Malcolm Turnbull Says Changing The Date Of Australia Day Is Out Of Step With Australian Values

    But Aboriginal and Torres Strait Islander people still feel it is a day of mourning and sorrow.

    Prime Minister Malcolm Turnbull has said his government will not support changing the date of Australia Day, claiming the Yarra council's decision to scrap it is "utterly out of step with Australian values".

    On Tuesday, Yarra Council in inner-city Melbourne, Victoria, passed a unanimous motion against celebrating the date. The council voted to stop referring to January 26 as Australia Day, stop holding citizenship ceremonies and officially support the #changethedate campaign.

    The council conducted an independent survey of 300 non-Indigenous people which showed strong support for changing the date to one more inclusive of Aboriginal people.

    January 26 is the date of the First Fleet's arrival into Sydney Cove in New South Wales in 1788. Australians have celebrated it as an official national day since 1994.

    But it has always been a source of distress for Aboriginal and Torres Strait Islander people, who see the date as the beginning of the land theft, massacres, and control over their lives and destinies.

    The date has been referred to as Survival Day, Invasion Day, Sovereignty Day, or the Day of Mourning.

    But in Question Time on Wednesday Turnbull came out against the Yarra council's decision.

    To change the date of Australia Day would be to turn our back on Australian values and on the great achievement of… https://t.co/Gffg9ZTGZJ

    "On Australia Day we recognise the greatness of our achievements as Australians, we recognise the remarkable nation we have become, we recognise and honour the first Australians and newest migrant citizens," the prime minister said to cheers from his side of the chamber.


    "Which is why, Mr Speaker, my government and every government before me has urged Australians to celebrate Australia Day, to get behind it, to be proud of it and committed to it. That's why the decision by Yarra council is utterly out of step with Australia values."

    Turnbull claimed the council's vote would take a day that "unites Australia and turns it into one that divides it".

    Opposition leader Bill Shorten responded, telling the house that he did not support the change of date.

    "I also believe it is a great celebration of Australians right up to the current day," he said.

    Shorten said it needed to be acknowledged that for Aboriginal and Torres Strait Islander peoples January 26 represented dispossession and sorrow.

    But both Turnbull and Shorten's comments are in opposition to the voices of many First Nations people, who say the date has never been one of unity, but has always isolated Aboriginal and Torres Strait Islander people.

    Melbourne-based Gamilaroi woman Karla McGrady told Buzzfeed News Turnbull's views were "absolutely contradictory" because of his government's commitment to recognise Aboriginal and Torres Strait Islander people in the constitution.
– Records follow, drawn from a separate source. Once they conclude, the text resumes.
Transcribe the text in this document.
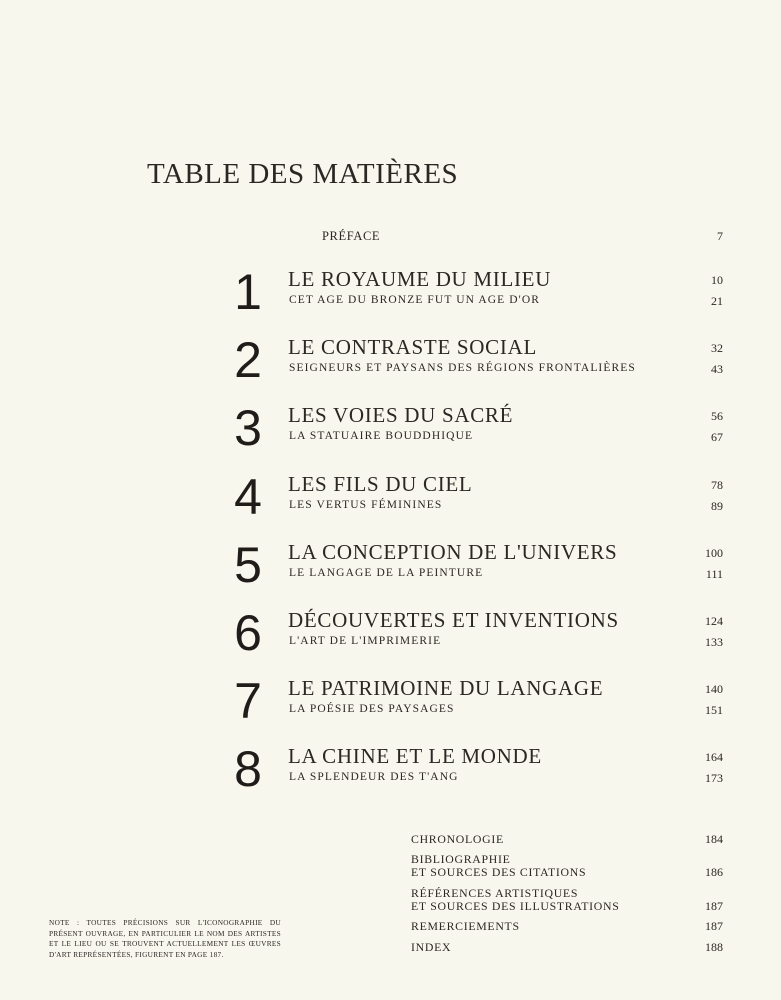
TABLE DES MATIÈRES
PRÉFACE	7
1	LE ROYAUME DU MILIEU	10
CET AGE DU BRONZE FUT UN AGE D'OR	21
2	LE CONTRASTE SOCIAL	32
SEIGNEURS ET PAYSANS DES RÉGIONS FRONTALIÈRES	43
3	LES VOIES DU SACRÉ	56
LA STATUAIRE BOUDDHIQUE	67
4	LES FILS DU CIEL	78
LES VERTUS FÉMININES	89
5	LA CONCEPTION DE L'UNIVERS	100
LE LANGAGE DE LA PEINTURE	111
6	DÉCOUVERTES ET INVENTIONS	124
L'ART DE L'IMPRIMERIE	133
7	LE PATRIMOINE DU LANGAGE	140
LA POÉSIE DES PAYSAGES	151
8	LA CHINE ET LE MONDE	164
LA SPLENDEUR DES T'ANG	173
CHRONOLOGIE	184
BIBLIOGRAPHIE
ET SOURCES DES CITATIONS	186
RÉFÉRENCES ARTISTIQUES
ET SOURCES DES ILLUSTRATIONS	187
REMERCIEMENTS	187
INDEX	188
NOTE : TOUTES PRÉCISIONS SUR L'ICONOGRAPHIE DU PRÉSENT OUVRAGE, EN PARTICULIER LE NOM DES ARTISTES ET LE LIEU OU SE TROUVENT ACTUELLEMENT LES ŒUVRES D'ART REPRÉSENTÉES, FIGURENT EN PAGE 187.
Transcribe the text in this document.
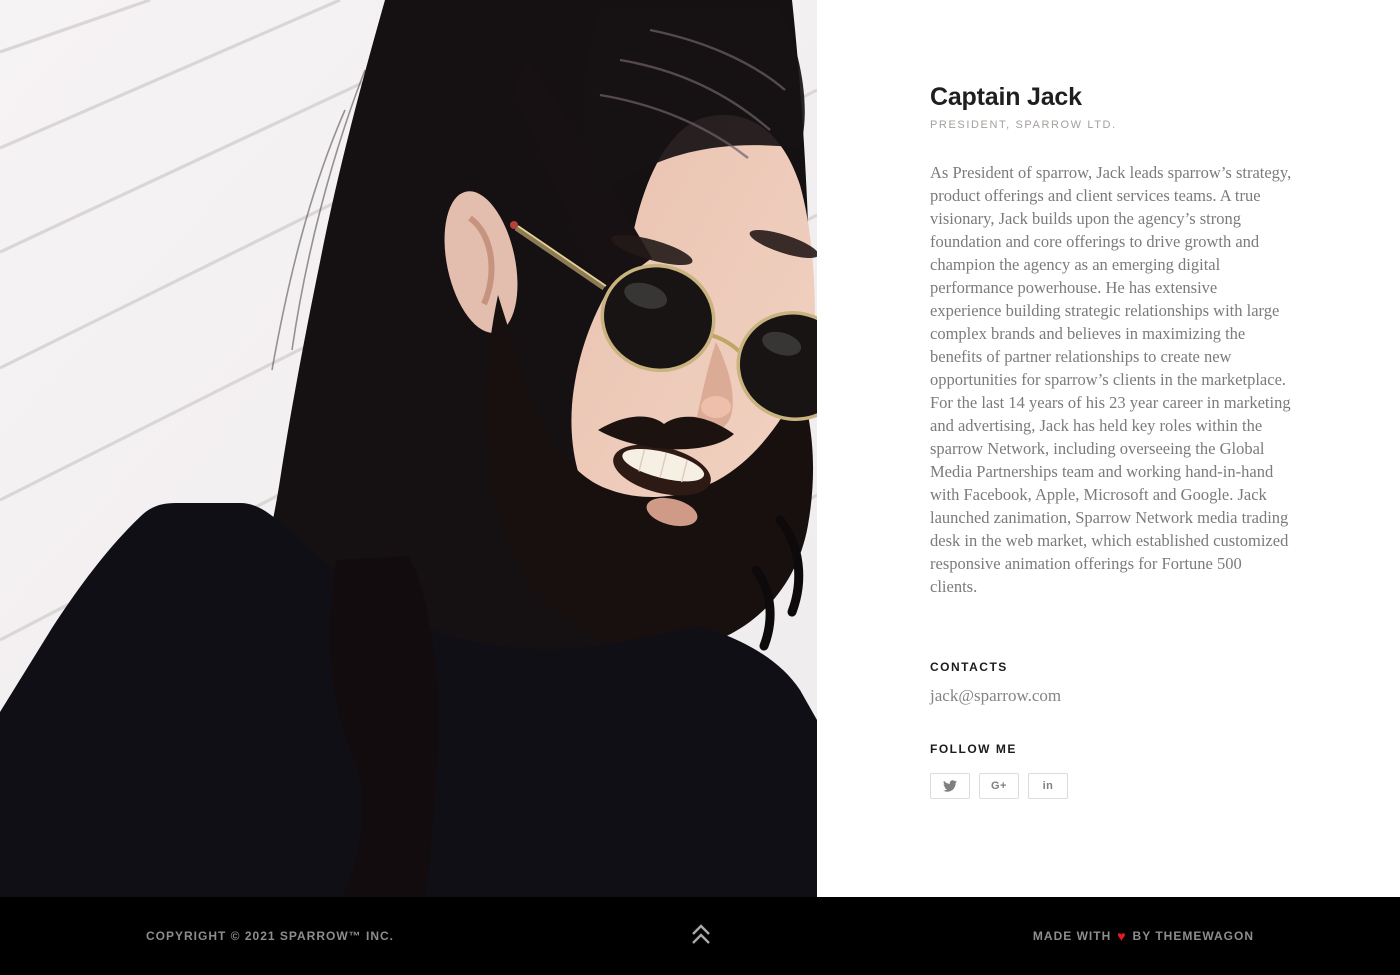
Captain Jack
PRESIDENT, SPARROW LTD.

As President of sparrow, Jack leads sparrow’s strategy, product offerings and client services teams. A true visionary, Jack builds upon the agency’s strong foundation and core offerings to drive growth and champion the agency as an emerging digital performance powerhouse. He has extensive experience building strategic relationships with large complex brands and believes in maximizing the benefits of partner relationships to create new opportunities for sparrow’s clients in the marketplace. For the last 14 years of his 23 year career in marketing and advertising, Jack has held key roles within the sparrow Network, including overseeing the Global Media Partnerships team and working hand-in-hand with Facebook, Apple, Microsoft and Google. Jack launched zanimation, Sparrow Network media trading desk in the web market, which established customized responsive animation offerings for Fortune 500 clients.

CONTACTS
jack@sparrow.com
FOLLOW ME
G+	in
COPYRIGHT © 2021 SPARROW™ INC.	MADE WITH ♥ BY THEMEWAGON
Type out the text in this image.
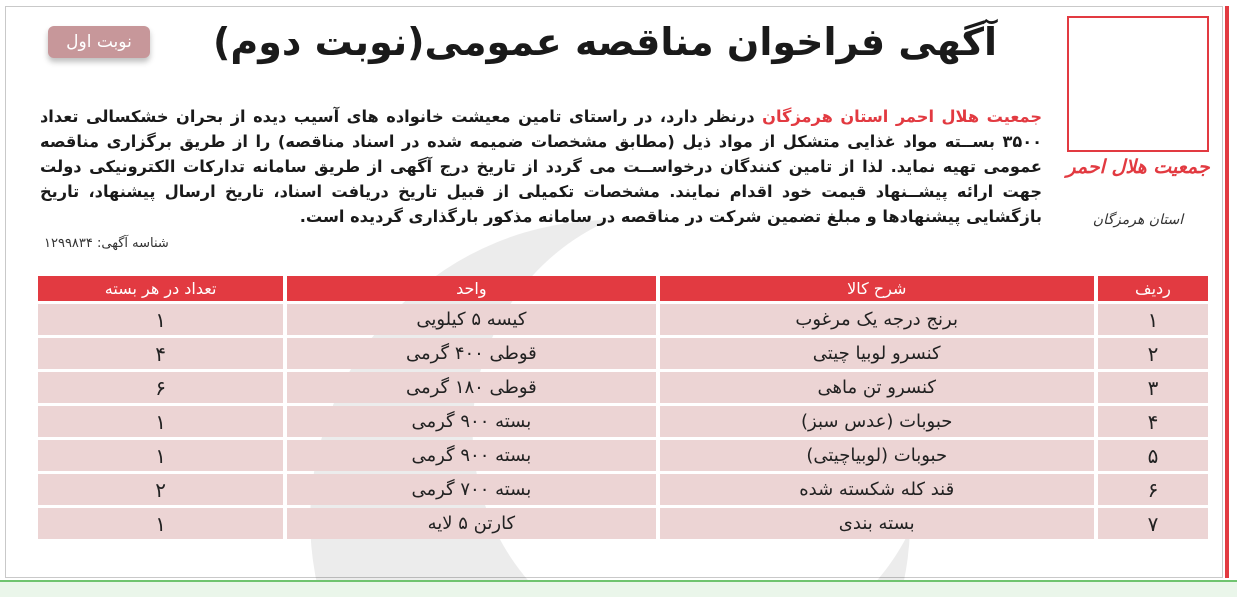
نوبت اول	آگهی فراخوان مناقصه عمومی(نوبت دوم)
جمعیت هلال احمر
استان هرمزگان
جمعیت هلال احمر استان هرمزگان درنظر دارد، در راستای تامین معیشت خانواده های آسیب دیده از بحران خشکسالی تعداد ۳۵۰۰ بســته مواد غذایی متشکل از مواد ذیل (مطابق مشخصات ضمیمه شده در اسناد مناقصه) را از طریق برگزاری مناقصه عمومی تهیه نماید. لذا از تامین کنندگان درخواســت می گردد از تاریخ درج آگهی از طریق سامانه تدارکات الکترونیکی دولت جهت ارائه پیشــنهاد قیمت خود اقدام نمایند. مشخصات تکمیلی از قبیل تاریخ دریافت اسناد، تاریخ ارسال پیشنهاد، تاریخ بازگشایی پیشنهادها و مبلغ تضمین شرکت در مناقصه در سامانه مذکور بارگذاری گردیده است.
شناسه آگهی: ۱۲۹۹۸۳۴
ردیف	شرح کالا	واحد	تعداد در هر بسته
۱	برنج درجه یک مرغوب	کیسه ۵ کیلویی	۱
۲	کنسرو لوبیا چیتی	قوطی ۴۰۰ گرمی	۴
۳	کنسرو تن ماهی	قوطی ۱۸۰ گرمی	۶
۴	حبوبات (عدس سبز)	بسته ۹۰۰ گرمی	۱
۵	حبوبات (لوبیاچیتی)	بسته ۹۰۰ گرمی	۱
۶	قند کله شکسته شده	بسته ۷۰۰ گرمی	۲
۷	بسته بندی	کارتن ۵ لایه	۱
    "It defies logic, that on the one hand you're speaking about wanting to recognise Aboriginal and Torres Strait Islander people in the constitution, but then don't want to acknowledge the history and trauma that sits with Australia Day for Aboriginal people," she said.
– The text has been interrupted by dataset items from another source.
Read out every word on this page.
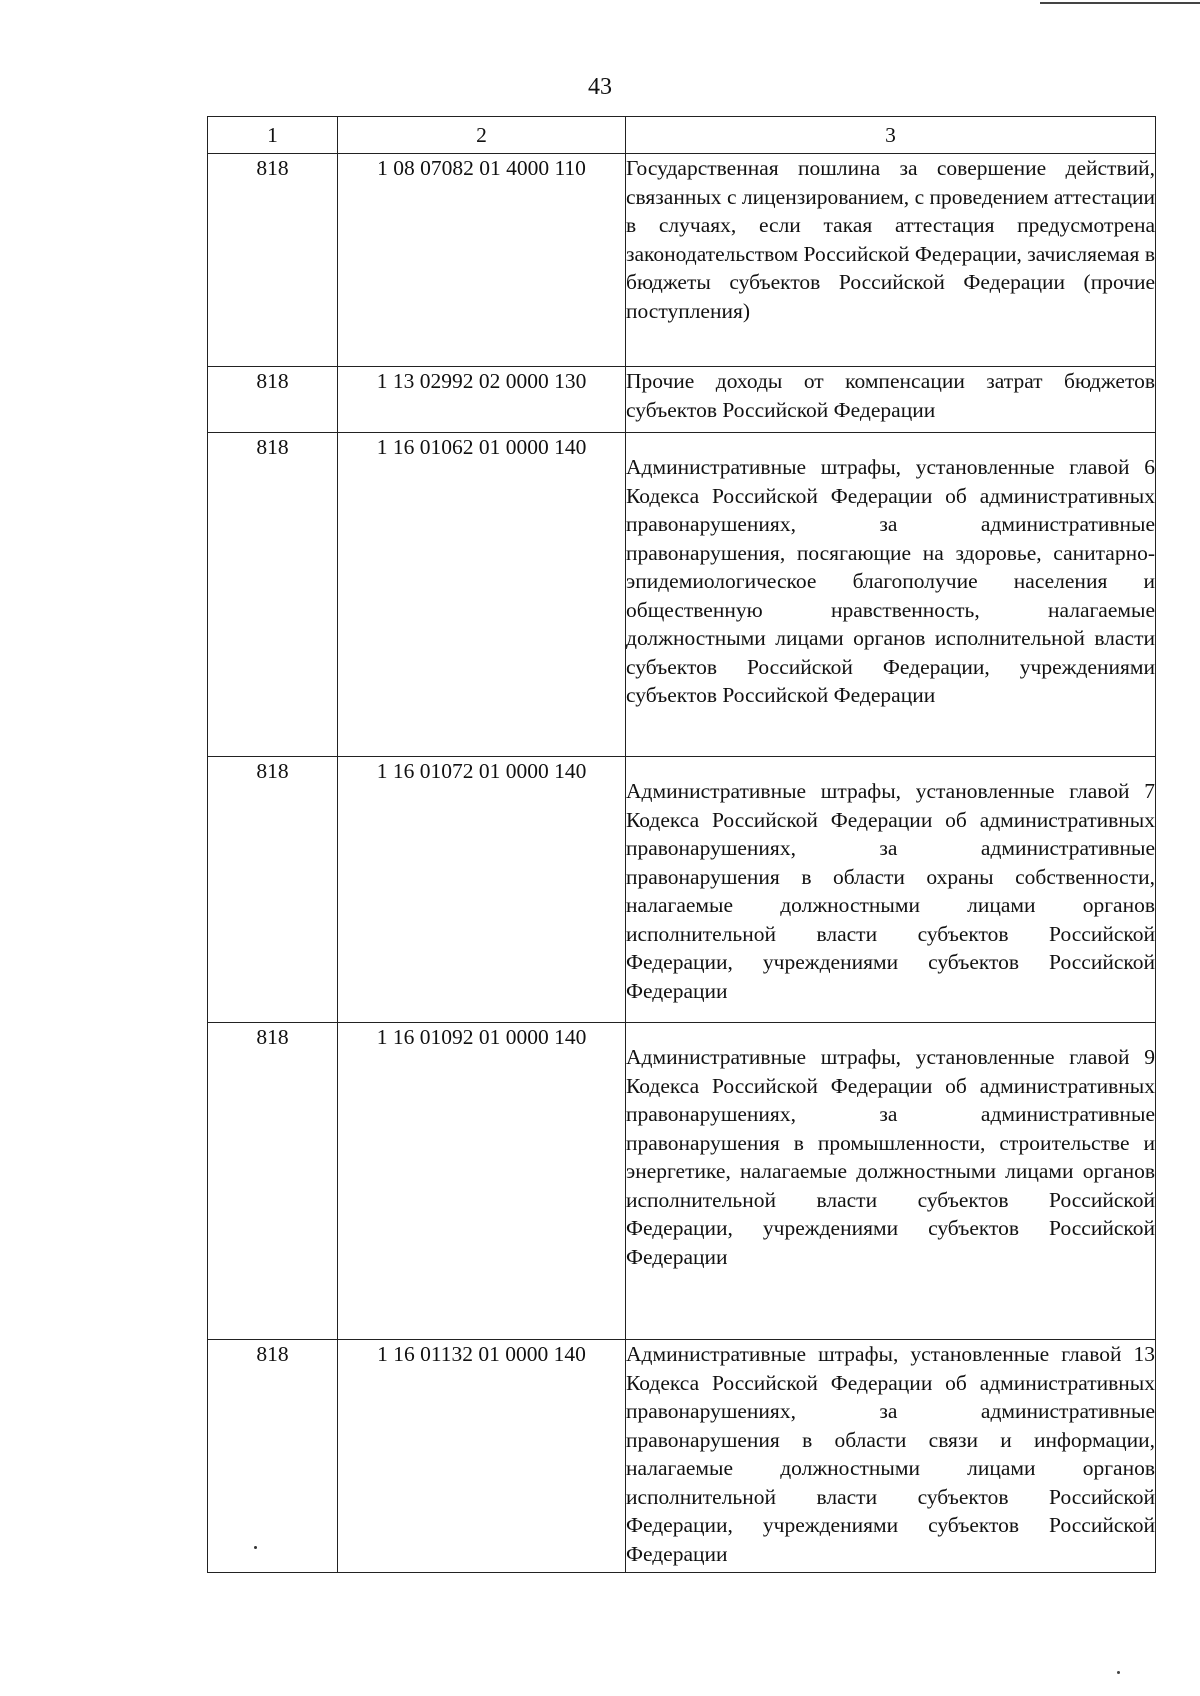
43
1	2	3
818	1 08 07082 01 4000 110	Государственная пошлина за совершение действий, связанных с лицензированием, с проведением аттестации в случаях, если такая аттестация предусмотрена законодательством Российской Федерации, зачисляемая в бюджеты субъектов Российской Федерации (прочие поступления)
818	1 13 02992 02 0000 130	Прочие доходы от компенсации затрат бюджетов субъектов Российской Федерации
818	1 16 01062 01 0000 140	Административные штрафы, установленные главой 6 Кодекса Российской Федерации об административных правонарушениях, за административные правонарушения, посягающие на здоровье, санитарно-эпидемиологическое благополучие населения и общественную нравственность, налагаемые должностными лицами органов исполнительной власти субъектов Российской Федерации, учреждениями субъектов Российской Федерации
818	1 16 01072 01 0000 140	Административные штрафы, установленные главой 7 Кодекса Российской Федерации об административных правонарушениях, за административные правонарушения в области охраны собственности, налагаемые должностными лицами органов исполнительной власти субъектов Российской Федерации, учреждениями субъектов Российской Федерации
818	1 16 01092 01 0000 140	Административные штрафы, установленные главой 9 Кодекса Российской Федерации об административных правонарушениях, за административные правонарушения в промышленности, строительстве и энергетике, налагаемые должностными лицами органов исполнительной власти субъектов Российской Федерации, учреждениями субъектов Российской Федерации
818	1 16 01132 01 0000 140	Административные штрафы, установленные главой 13 Кодекса Российской Федерации об административных правонарушениях, за административные правонарушения в области связи и информации, налагаемые должностными лицами органов исполнительной власти субъектов Российской Федерации, учреждениями субъектов Российской Федерации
    "It's willful ignorance."

    Award-winning Aboriginal author Tony Birch, who also resides in Melbourne, said he was glad Yarra Council had scrapped the day, but warned against any replacement day being "commodified into another shallow celebration".

    "Australia Day is nothing more than an affirmation of colonial attempts to exterminate Indigenous peoples," Birch told Buzzfeed News.

    "The Yarra Council would do better to begin returning land directly to the Kulin Nation."

    He said the backlash could be expected.

    "I think it says more about the immaturity of the nation as a whole as much as those making their opposition known. We shouldn't expect a lot more from a nation founded on violence and staged amnesia."

    McGrady says every year she chooses to lock herself away rather than "seeing people celebrating what essentially was the beginning of the end for Aboriginal people".

    "When you are talking about life and our culture and who we were for so long... the destruction of that is not something I want to have a BBQ and beer over, ever."

    It was a feeling shared by many other First Nations people.

    Turnbull, Australia Day is not what makes this Nation great. It represents exclusion & oppression in a modern era

    Yarra city council has #ChangeTheDate! Canned Australia Day (Invasion Day) celebrations. Deadly! #IndigenousX @amnestyOz

    While First Nations people have largely been united in calls to scrap Australia Day, it has slowly gained support by the wider community.

    Last year, the Fremantle Council in Western Australia voted to move Australia Day celebrations to another date. The vote faced backlash, most notably from the Turnbull government, claiming their cancellation was "political".

    In June, the Australian Local Government Association passed a resolution to encourage local councils across the country to consider what they could do to lobby the federal government to change the date.

    Today Show host Karl Karl Stefanovic added his support in a monologue on Wednesday morning.

    "As hard as some want to ignore it, January 26 marks a day this land changed forever for one of the oldest cultures in the world... If we are to truly follow through with the apology and move forward together, hand in hand, arm in arm, it must change," he said.